In similar fashion, the HDCP license agreement does not dictate the behavior of the content source at all--it just details what devices which receive HDCP-encrypted data are allowed to do with it after they decrypt it.

A recording of copy-protected content from an STB connected to a deck, PVR or other recording device via 1394/DTCP would qualify as "DT Decrypted Data", having been received encrypted with DTCP.

Now, this isn't to say that prerecorded media player and HD cable and DBS STB OEMs won't do something draconian with output through HD analog connections (if they even choose to supply them), but it would appear that they are not compelled to do it by the DTCP Adopter's Agreement, and I'd previously thought.

-- Mike Scott
post #2 of 4
Mike -

I believe (and have always believed) that neither DTCP or HDCP much restricts what a source device can do.

But the reason that analog output from D-VHS tapes will probably (I have no definite knowledge) be image constrained is because, as we all know, Hollywood wants it that way. And I have not seen anything to suggest they have yet backed down on that part.

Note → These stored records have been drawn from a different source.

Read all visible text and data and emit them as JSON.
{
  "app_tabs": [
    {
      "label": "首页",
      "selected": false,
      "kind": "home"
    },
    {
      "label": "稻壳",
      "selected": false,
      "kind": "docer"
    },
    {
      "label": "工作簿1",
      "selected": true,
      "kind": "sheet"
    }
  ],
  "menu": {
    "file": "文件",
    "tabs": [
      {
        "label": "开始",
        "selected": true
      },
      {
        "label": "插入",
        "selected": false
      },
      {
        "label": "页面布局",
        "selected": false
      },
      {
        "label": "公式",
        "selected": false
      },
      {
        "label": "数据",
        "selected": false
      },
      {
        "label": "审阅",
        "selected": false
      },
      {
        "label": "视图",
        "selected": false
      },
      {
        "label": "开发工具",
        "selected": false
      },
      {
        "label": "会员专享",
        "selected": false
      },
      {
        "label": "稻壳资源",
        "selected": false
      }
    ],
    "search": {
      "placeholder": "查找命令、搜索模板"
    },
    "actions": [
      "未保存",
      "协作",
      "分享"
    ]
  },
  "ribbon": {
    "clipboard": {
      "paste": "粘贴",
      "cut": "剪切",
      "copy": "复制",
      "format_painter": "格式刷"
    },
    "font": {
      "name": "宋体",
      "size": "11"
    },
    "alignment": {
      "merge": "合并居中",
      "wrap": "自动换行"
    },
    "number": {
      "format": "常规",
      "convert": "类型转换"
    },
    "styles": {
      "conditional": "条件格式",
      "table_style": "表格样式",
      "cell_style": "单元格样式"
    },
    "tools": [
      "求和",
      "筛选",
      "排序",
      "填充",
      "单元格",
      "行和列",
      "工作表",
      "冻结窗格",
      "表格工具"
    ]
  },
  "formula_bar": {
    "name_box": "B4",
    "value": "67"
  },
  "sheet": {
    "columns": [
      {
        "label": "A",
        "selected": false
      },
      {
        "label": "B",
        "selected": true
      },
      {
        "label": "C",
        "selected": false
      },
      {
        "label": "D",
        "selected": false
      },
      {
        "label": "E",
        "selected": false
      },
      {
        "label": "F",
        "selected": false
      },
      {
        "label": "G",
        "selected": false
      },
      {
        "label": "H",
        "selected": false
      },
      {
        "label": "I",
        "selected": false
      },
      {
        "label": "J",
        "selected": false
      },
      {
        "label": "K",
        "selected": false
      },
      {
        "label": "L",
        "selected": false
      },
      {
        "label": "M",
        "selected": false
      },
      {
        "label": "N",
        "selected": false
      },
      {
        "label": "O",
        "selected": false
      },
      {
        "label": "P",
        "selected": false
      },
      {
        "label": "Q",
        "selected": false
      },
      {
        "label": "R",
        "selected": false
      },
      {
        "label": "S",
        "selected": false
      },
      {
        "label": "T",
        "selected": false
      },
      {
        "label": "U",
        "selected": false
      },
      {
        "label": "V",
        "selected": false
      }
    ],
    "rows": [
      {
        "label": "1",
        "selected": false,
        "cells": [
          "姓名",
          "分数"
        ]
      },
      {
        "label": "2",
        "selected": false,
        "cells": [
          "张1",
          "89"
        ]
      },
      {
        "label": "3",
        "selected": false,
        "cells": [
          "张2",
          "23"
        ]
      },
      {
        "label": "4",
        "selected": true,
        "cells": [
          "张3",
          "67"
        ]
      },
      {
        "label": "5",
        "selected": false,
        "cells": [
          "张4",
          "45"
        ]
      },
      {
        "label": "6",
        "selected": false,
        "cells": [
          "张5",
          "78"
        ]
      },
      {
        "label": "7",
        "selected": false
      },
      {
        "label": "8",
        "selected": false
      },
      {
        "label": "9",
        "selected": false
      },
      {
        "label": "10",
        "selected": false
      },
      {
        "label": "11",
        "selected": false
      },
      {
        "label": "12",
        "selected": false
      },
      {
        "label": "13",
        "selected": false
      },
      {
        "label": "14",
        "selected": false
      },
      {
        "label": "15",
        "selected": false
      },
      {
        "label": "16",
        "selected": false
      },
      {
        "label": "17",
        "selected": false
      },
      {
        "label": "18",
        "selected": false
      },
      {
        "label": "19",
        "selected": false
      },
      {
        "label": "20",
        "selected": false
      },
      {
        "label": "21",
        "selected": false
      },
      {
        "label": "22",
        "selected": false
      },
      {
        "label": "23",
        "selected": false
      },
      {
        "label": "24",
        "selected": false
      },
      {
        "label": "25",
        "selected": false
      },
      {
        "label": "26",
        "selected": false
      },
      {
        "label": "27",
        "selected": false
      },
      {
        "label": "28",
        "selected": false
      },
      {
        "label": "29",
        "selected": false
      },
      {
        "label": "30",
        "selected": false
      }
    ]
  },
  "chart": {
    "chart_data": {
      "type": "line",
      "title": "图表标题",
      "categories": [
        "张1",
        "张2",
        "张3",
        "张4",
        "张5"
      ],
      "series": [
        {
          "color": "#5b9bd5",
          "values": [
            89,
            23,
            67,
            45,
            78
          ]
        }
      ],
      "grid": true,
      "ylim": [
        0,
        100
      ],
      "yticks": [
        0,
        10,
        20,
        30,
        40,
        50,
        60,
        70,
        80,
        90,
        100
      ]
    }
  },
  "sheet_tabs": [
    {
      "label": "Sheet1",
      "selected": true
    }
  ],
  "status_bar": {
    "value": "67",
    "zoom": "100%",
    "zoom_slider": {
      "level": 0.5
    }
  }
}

But maybe we will be pleasantly surprised. ;)

- Tom
post #3 of 4
Mike is correct that 5C/DTCP does not dictate the level of protection of the content on media. From 5C-enabled only hardware level, the source device encrypts the content which is the compressed MPEG data (or in other format), the sink device decrypts the data stream and produces the same compressed data and if permitted, will record/display it.

I would not surprise that 5C alone is not good enough for Hollywood and that may be one of the reasons for slow acceptance of firewire and lack of pre-recorded HD movies. D-Theater (or equivalence) is basically another layer of protection of media content which can only be read or created by D-Theater licensed devices.

It is inevitable that D-Theater or something else will emerge as the standard for DVSH, HD-DVD or HD-PVR. We may learn to live with it.
post #4 of 4
Thanks for the clarification Mike. It seems to make sense that studios will likely be enabling output through the component connector, if only from a purely financial motive; who would buy into this this year if it needed 1394.

I wish I had the brainpower needed to sift through these spec docs, but it's very helpful that you and others are taking the time to do this and give feedback the forum. Thanks.